BallerinaRadio · 04/03/2025 08:52

What's your theory?

I don't think she sounds be changing how she speaks, that's just something natural. If she put a 'posh' voice she'd be crucified for being fake.

Judge her on actions not how she speaks

You’re right. I don’t know why I find it so irritating. That’s why I think I BU.

OP posts:
cramptramp · 04/03/2025 09:10

It's not her accent that annoys me, it's her grammar. It makes her sound thick, which she's obviously not.

CurlewKate · 04/03/2025 09:11

@Ilovecleaning
"Why does it anger me so much?"

I could tell you-but I'd probably get deleted.

JimHalpertsWife · 04/03/2025 09:12

Imagine being a working class northern girl / young woman interested in politics and finally someone comes along who looks and sounds like you, in a senior position. Representation matters.

Ilovecleaning · 04/03/2025 09:12

Heronwatcher · 04/03/2025 08:55

I think unless you think she’s doing it on purpose as some kind of grifting YABU. You’ve got an unconscious bias that only people who have RP speech patterns can be credible. It’s a you problem.

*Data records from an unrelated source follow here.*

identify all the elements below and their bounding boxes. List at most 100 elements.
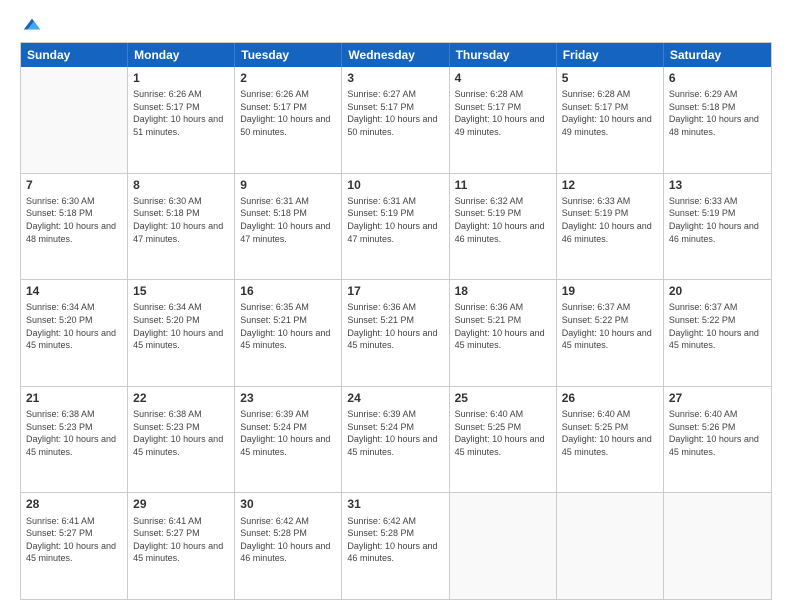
day-number: 20 (669, 283, 766, 299)
cal-cell: 22 Sunrise: 6:38 AMSunset: 5:23 PMDayligh… (128, 387, 235, 493)
day-info: Sunrise: 6:38 AMSunset: 5:23 PMDaylight:… (133, 408, 229, 458)
day-info: Sunrise: 6:38 AMSunset: 5:23 PMDaylight:… (26, 408, 122, 458)
cal-cell: 20 Sunrise: 6:37 AMSunset: 5:22 PMDayligh… (664, 280, 771, 386)
day-number: 13 (669, 177, 766, 193)
day-number: 19 (562, 283, 658, 299)
cal-cell: 16 Sunrise: 6:35 AMSunset: 5:21 PMDayligh… (235, 280, 342, 386)
day-info: Sunrise: 6:30 AMSunset: 5:18 PMDaylight:… (26, 195, 122, 245)
cal-cell: 8 Sunrise: 6:30 AMSunset: 5:18 PMDaylight… (128, 174, 235, 280)
day-info: Sunrise: 6:31 AMSunset: 5:19 PMDaylight:… (347, 195, 443, 245)
day-info: Sunrise: 6:28 AMSunset: 5:17 PMDaylight:… (455, 88, 551, 138)
day-number: 21 (26, 390, 122, 406)
day-number: 25 (455, 390, 551, 406)
cal-cell: 11 Sunrise: 6:32 AMSunset: 5:19 PMDayligh… (450, 174, 557, 280)
day-number: 31 (347, 496, 443, 512)
logo-icon (22, 16, 42, 34)
day-number: 17 (347, 283, 443, 299)
cal-cell (450, 493, 557, 599)
cal-cell: 7Sunrise: 6:30 AMSunset: 5:18 PMDaylight… (21, 174, 128, 280)
day-number: 24 (347, 390, 443, 406)
calendar-row-0: 1 Sunrise: 6:26 AMSunset: 5:17 PMDaylight… (21, 67, 771, 174)
day-info: Sunrise: 6:33 AMSunset: 5:19 PMDaylight:… (669, 195, 766, 245)
day-info: Sunrise: 6:41 AMSunset: 5:27 PMDaylight:… (26, 515, 122, 565)
header-day-tuesday: Tuesday (235, 43, 342, 67)
day-number: 16 (240, 283, 336, 299)
logo-text (20, 16, 42, 34)
day-number: 2 (240, 70, 336, 86)
calendar-row-4: 28 Sunrise: 6:41 AMSunset: 5:27 PMDayligh… (21, 493, 771, 599)
cal-cell: 14 Sunrise: 6:34 AMSunset: 5:20 PMDayligh… (21, 280, 128, 386)
day-info: Sunrise: 6:41 AMSunset: 5:27 PMDaylight:… (133, 515, 229, 565)
day-number: 29 (133, 496, 229, 512)
cal-cell: 15 Sunrise: 6:34 AMSunset: 5:20 PMDayligh… (128, 280, 235, 386)
cal-cell (664, 493, 771, 599)
calendar-body: 1 Sunrise: 6:26 AMSunset: 5:17 PMDaylight… (21, 67, 771, 599)
cal-cell: 27Sunrise: 6:40 AMSunset: 5:26 PMDayligh… (664, 387, 771, 493)
day-info: Sunrise: 6:40 AMSunset: 5:26 PMDaylight:… (669, 408, 766, 458)
day-info: Sunrise: 6:36 AMSunset: 5:21 PMDaylight:… (455, 301, 551, 351)
day-info: Sunrise: 6:42 AMSunset: 5:28 PMDaylight:… (240, 515, 336, 565)
day-number: 5 (562, 70, 658, 86)
day-number: 28 (26, 496, 122, 512)
calendar: SundayMondayTuesdayWednesdayThursdayFrid… (20, 42, 772, 600)
day-info: Sunrise: 6:30 AMSunset: 5:18 PMDaylight:… (133, 195, 229, 245)
cal-cell: 13 Sunrise: 6:33 AMSunset: 5:19 PMDayligh… (664, 174, 771, 280)
calendar-row-1: 7Sunrise: 6:30 AMSunset: 5:18 PMDaylight… (21, 174, 771, 281)
day-number: 6 (669, 70, 766, 86)
cal-cell: 18 Sunrise: 6:36 AMSunset: 5:21 PMDayligh… (450, 280, 557, 386)
day-info: Sunrise: 6:29 AMSunset: 5:18 PMDaylight:… (669, 88, 766, 138)
header-day-friday: Friday (557, 43, 664, 67)
day-number: 22 (133, 390, 229, 406)
cal-cell: 29 Sunrise: 6:41 AMSunset: 5:27 PMDayligh… (128, 493, 235, 599)
calendar-row-2: 14 Sunrise: 6:34 AMSunset: 5:20 PMDayligh… (21, 280, 771, 387)
header-day-saturday: Saturday (664, 43, 771, 67)
cal-cell: 3 Sunrise: 6:27 AMSunset: 5:17 PMDaylight… (342, 67, 449, 173)
day-number: 4 (455, 70, 551, 86)
day-info: Sunrise: 6:40 AMSunset: 5:25 PMDaylight:… (455, 408, 551, 458)
header-day-monday: Monday (128, 43, 235, 67)
day-info: Sunrise: 6:26 AMSunset: 5:17 PMDaylight:… (240, 88, 336, 138)
cal-cell: 2 Sunrise: 6:26 AMSunset: 5:17 PMDaylight… (235, 67, 342, 173)
day-info: Sunrise: 6:39 AMSunset: 5:24 PMDaylight:… (347, 408, 443, 458)
cal-cell: 25 Sunrise: 6:40 AMSunset: 5:25 PMDayligh… (450, 387, 557, 493)
header-day-thursday: Thursday (450, 43, 557, 67)
cal-cell: 23 Sunrise: 6:39 AMSunset: 5:24 PMDayligh… (235, 387, 342, 493)
day-number: 8 (133, 177, 229, 193)
day-number: 3 (347, 70, 443, 86)
cal-cell: 28 Sunrise: 6:41 AMSunset: 5:27 PMDayligh… (21, 493, 128, 599)
cal-cell: 24 Sunrise: 6:39 AMSunset: 5:24 PMDayligh… (342, 387, 449, 493)
cal-cell: 26Sunrise: 6:40 AMSunset: 5:25 PMDayligh… (557, 387, 664, 493)
cal-cell: 6 Sunrise: 6:29 AMSunset: 5:18 PMDaylight… (664, 67, 771, 173)
day-info: Sunrise: 6:32 AMSunset: 5:19 PMDaylight:… (455, 195, 551, 245)
day-number: 30 (240, 496, 336, 512)
day-number: 15 (133, 283, 229, 299)
header (20, 16, 772, 34)
day-info: Sunrise: 6:31 AMSunset: 5:18 PMDaylight:… (240, 195, 336, 245)
day-info: Sunrise: 6:42 AMSunset: 5:28 PMDaylight:… (347, 515, 443, 565)
page: SundayMondayTuesdayWednesdayThursdayFrid… (0, 0, 792, 612)
calendar-row-3: 21 Sunrise: 6:38 AMSunset: 5:23 PMDayligh… (21, 387, 771, 494)
day-number: 14 (26, 283, 122, 299)
day-info: Sunrise: 6:33 AMSunset: 5:19 PMDaylight:… (562, 195, 658, 245)
day-info: Sunrise: 6:27 AMSunset: 5:17 PMDaylight:… (347, 88, 443, 138)
day-info: Sunrise: 6:37 AMSunset: 5:22 PMDaylight:… (562, 301, 658, 351)
day-info: Sunrise: 6:37 AMSunset: 5:22 PMDaylight:… (669, 301, 766, 351)
day-info: Sunrise: 6:36 AMSunset: 5:21 PMDaylight:… (347, 301, 443, 351)
cal-cell: 4 Sunrise: 6:28 AMSunset: 5:17 PMDaylight… (450, 67, 557, 173)
day-number: 18 (455, 283, 551, 299)
day-number: 26 (562, 390, 658, 406)
cal-cell (21, 67, 128, 173)
header-day-sunday: Sunday (21, 43, 128, 67)
cal-cell: 5Sunrise: 6:28 AMSunset: 5:17 PMDaylight… (557, 67, 664, 173)
day-number: 11 (455, 177, 551, 193)
cal-cell: 19 Sunrise: 6:37 AMSunset: 5:22 PMDayligh… (557, 280, 664, 386)
day-number: 1 (133, 70, 229, 86)
cal-cell: 9 Sunrise: 6:31 AMSunset: 5:18 PMDaylight… (235, 174, 342, 280)
day-info: Sunrise: 6:34 AMSunset: 5:20 PMDaylight:… (133, 301, 229, 351)
day-number: 9 (240, 177, 336, 193)
day-info: Sunrise: 6:39 AMSunset: 5:24 PMDaylight:… (240, 408, 336, 458)
day-info: Sunrise: 6:35 AMSunset: 5:21 PMDaylight:… (240, 301, 336, 351)
day-info: Sunrise: 6:34 AMSunset: 5:20 PMDaylight:… (26, 301, 122, 351)
cal-cell: 17 Sunrise: 6:36 AMSunset: 5:21 PMDayligh… (342, 280, 449, 386)
day-number: 23 (240, 390, 336, 406)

Criticising speech patterns which people have grown up with them, or people’s accents in particular is a form of micro aggression, basically to make poor people feel that they don’t belong. I have a bit more sympathy where the words are actually wrong or you can’t actually understand what’s being said but that’s not the case with Angela Raynor.

Plus we have historically low voter turnout, don’t you think it’s a good thing that people can listen to her and feel that she represents someone other than a bloke from Dorking in the 1940s?

I definitely don’t think only RP speakers deserve to be listened to. I’d have to be an idiot to think that.

OP posts:
Coffeeishot · 04/03/2025 09:13

It's just her accent isn't it ? But some mumsnetters hate Angela Rayner for being working class and northern ! "They " think she's common.